Dr. Di Salvo visited us next to explicate the intricate process of public design, emphasizing the importance of creating and empowering “publics”--or communities of common interest formed around salient issues. He also shared his vision of a more grounded, circumscribed expectation for the outputs of public designers. Public designers work to uncover vexing issues, propose solutions, and create prototypes to solve “wicked problems.” But designers are not necessarily obliged to actually carry out those plans, DiSalvo notes. To illustrate, he used the instructive analogy of the process of designing a cup. Each physical characteristic of the cup (size, shape, color, etc.) would be the responsibility of the designer, but the actual fabrication of the cup would be left to a manufacturer. We often expect too much from public designers and their blueprints, he observes, while the construction of products and execution of ideas is often better left to others later on in the creative process.
As we move forward with our own instructional design processes, we enjoy a great deal of support and enthusiasm for our program from our national and local community partners, like Diana and Carl.
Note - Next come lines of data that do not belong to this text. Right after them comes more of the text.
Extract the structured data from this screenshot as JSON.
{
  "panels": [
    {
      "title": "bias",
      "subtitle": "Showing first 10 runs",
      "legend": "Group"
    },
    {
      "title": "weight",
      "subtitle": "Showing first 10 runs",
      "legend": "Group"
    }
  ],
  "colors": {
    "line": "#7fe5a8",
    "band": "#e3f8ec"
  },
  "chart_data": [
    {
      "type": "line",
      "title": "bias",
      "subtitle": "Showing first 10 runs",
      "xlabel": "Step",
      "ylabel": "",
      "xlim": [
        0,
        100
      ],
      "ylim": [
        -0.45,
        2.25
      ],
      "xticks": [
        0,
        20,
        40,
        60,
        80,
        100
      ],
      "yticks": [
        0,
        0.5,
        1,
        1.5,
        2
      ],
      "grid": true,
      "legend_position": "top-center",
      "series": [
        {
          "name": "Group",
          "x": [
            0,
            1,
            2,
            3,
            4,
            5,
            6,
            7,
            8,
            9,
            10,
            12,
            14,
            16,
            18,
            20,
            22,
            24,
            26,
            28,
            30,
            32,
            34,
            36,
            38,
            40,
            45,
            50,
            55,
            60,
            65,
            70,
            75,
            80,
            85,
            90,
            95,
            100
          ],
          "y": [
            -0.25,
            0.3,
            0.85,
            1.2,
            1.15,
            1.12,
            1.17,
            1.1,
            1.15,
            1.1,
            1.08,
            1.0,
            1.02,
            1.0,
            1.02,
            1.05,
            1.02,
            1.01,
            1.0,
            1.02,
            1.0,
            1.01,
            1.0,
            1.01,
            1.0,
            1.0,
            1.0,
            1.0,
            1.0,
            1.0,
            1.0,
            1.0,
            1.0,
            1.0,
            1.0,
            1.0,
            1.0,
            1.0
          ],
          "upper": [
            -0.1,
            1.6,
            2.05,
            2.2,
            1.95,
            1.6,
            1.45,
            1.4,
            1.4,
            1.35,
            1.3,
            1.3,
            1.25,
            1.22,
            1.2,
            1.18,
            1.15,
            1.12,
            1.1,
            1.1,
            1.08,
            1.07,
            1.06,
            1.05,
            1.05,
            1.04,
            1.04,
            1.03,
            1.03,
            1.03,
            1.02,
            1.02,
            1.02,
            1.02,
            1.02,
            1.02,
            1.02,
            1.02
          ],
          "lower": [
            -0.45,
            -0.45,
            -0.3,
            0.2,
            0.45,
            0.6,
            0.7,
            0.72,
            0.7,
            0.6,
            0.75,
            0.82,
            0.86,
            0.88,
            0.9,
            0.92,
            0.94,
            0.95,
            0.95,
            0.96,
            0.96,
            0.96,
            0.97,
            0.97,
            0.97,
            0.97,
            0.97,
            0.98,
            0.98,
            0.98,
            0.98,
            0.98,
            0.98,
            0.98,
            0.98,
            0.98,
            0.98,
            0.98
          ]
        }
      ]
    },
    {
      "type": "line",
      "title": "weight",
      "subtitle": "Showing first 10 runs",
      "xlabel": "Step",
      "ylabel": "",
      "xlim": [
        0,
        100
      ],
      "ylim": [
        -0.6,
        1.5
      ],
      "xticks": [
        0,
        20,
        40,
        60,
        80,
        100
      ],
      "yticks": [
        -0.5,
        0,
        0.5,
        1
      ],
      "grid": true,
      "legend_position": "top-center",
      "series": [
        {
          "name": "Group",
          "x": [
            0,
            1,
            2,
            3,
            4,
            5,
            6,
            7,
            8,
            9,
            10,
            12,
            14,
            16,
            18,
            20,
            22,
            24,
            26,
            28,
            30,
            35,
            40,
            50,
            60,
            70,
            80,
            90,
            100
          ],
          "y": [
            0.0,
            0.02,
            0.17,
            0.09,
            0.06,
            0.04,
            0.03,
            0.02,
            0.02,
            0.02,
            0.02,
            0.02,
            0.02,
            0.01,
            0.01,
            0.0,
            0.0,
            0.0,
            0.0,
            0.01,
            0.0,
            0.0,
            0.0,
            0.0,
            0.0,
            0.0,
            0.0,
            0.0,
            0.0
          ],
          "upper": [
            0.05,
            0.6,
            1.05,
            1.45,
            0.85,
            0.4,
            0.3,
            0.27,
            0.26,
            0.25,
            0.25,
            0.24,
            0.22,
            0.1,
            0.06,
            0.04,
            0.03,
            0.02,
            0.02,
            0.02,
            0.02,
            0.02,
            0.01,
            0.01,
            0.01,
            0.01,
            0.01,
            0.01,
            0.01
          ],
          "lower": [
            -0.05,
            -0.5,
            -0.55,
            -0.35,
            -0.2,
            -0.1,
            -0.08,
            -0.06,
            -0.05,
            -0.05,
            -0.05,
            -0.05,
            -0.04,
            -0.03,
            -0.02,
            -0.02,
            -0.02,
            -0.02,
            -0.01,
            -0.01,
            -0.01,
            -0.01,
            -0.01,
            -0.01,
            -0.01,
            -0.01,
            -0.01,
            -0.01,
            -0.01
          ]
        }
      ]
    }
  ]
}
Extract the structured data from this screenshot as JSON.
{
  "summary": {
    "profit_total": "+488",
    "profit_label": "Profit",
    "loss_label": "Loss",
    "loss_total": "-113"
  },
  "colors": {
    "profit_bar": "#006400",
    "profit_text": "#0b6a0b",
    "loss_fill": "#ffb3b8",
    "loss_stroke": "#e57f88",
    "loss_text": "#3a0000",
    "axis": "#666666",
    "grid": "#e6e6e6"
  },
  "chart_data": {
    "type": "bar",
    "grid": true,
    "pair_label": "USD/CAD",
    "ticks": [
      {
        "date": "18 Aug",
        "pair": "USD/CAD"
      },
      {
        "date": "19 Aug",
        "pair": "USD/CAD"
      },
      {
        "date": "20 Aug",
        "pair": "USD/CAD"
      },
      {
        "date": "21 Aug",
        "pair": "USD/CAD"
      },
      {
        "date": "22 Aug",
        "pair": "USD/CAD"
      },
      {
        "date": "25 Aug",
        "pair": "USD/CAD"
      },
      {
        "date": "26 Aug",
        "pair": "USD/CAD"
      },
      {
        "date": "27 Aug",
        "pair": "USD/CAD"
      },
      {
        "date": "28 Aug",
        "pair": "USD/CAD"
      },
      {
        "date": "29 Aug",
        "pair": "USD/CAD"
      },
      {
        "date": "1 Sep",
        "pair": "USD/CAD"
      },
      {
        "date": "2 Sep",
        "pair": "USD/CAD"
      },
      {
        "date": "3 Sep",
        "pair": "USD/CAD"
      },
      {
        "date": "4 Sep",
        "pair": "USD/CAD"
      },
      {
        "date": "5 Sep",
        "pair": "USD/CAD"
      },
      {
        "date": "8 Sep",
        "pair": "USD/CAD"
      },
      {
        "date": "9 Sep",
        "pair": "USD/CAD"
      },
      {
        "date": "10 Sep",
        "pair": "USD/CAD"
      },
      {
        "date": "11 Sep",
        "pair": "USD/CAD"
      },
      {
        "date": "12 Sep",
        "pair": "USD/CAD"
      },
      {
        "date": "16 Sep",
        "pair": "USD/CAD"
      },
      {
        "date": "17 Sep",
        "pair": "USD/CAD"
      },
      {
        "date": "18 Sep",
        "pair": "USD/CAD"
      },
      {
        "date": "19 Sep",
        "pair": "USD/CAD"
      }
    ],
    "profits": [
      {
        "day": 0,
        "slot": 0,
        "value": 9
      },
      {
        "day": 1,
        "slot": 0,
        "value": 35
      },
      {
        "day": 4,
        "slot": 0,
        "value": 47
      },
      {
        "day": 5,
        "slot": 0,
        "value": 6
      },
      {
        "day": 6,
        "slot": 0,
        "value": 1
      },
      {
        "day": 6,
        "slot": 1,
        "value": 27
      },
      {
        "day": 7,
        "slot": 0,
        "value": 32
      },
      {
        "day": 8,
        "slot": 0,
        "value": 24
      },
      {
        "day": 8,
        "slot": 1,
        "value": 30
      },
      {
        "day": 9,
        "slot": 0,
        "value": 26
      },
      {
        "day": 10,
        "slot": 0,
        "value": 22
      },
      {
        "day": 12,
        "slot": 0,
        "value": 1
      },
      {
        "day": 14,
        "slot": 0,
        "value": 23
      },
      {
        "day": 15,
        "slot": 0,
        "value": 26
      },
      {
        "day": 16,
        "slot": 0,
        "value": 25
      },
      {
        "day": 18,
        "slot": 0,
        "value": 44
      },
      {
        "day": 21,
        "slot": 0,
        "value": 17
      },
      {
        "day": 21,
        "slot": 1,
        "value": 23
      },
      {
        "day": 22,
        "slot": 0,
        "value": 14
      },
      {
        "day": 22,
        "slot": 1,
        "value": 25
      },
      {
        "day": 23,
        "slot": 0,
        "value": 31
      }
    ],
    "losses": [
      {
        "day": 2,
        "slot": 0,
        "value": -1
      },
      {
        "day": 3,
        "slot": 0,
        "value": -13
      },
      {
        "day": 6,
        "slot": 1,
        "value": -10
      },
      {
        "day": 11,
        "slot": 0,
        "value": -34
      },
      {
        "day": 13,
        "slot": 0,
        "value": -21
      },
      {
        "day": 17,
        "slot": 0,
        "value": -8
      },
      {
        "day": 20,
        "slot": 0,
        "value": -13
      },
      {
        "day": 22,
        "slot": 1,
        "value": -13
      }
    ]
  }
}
This encouragement has helped us to craft the Lab Atlanta semester as an innovative and creative set of interdisciplinary modules, alternating between experiential projects and inquiry-based seminars. As Diana put it, we are in the enviable position to really think outside the box. Coming mostly from traditional classrooms and conventional methods of planning and preparing ourselves, we are all looking forward to envisioning new ways of doing things. By maximizing the learning opportunities of our being in the heart of Midtown Atlanta, we can design experiential modules immersed in the issues pervading our city. To really get “outside the box” in these ways, we need to continue finding this sweet spot between learning and school. As each week goes by, we remain inspired by the abundant instructional resources we share, our talented faculty colleagues, and the generous runway we have, in the words of Sir Ken Robinson, “to create a culture for valuable learning.”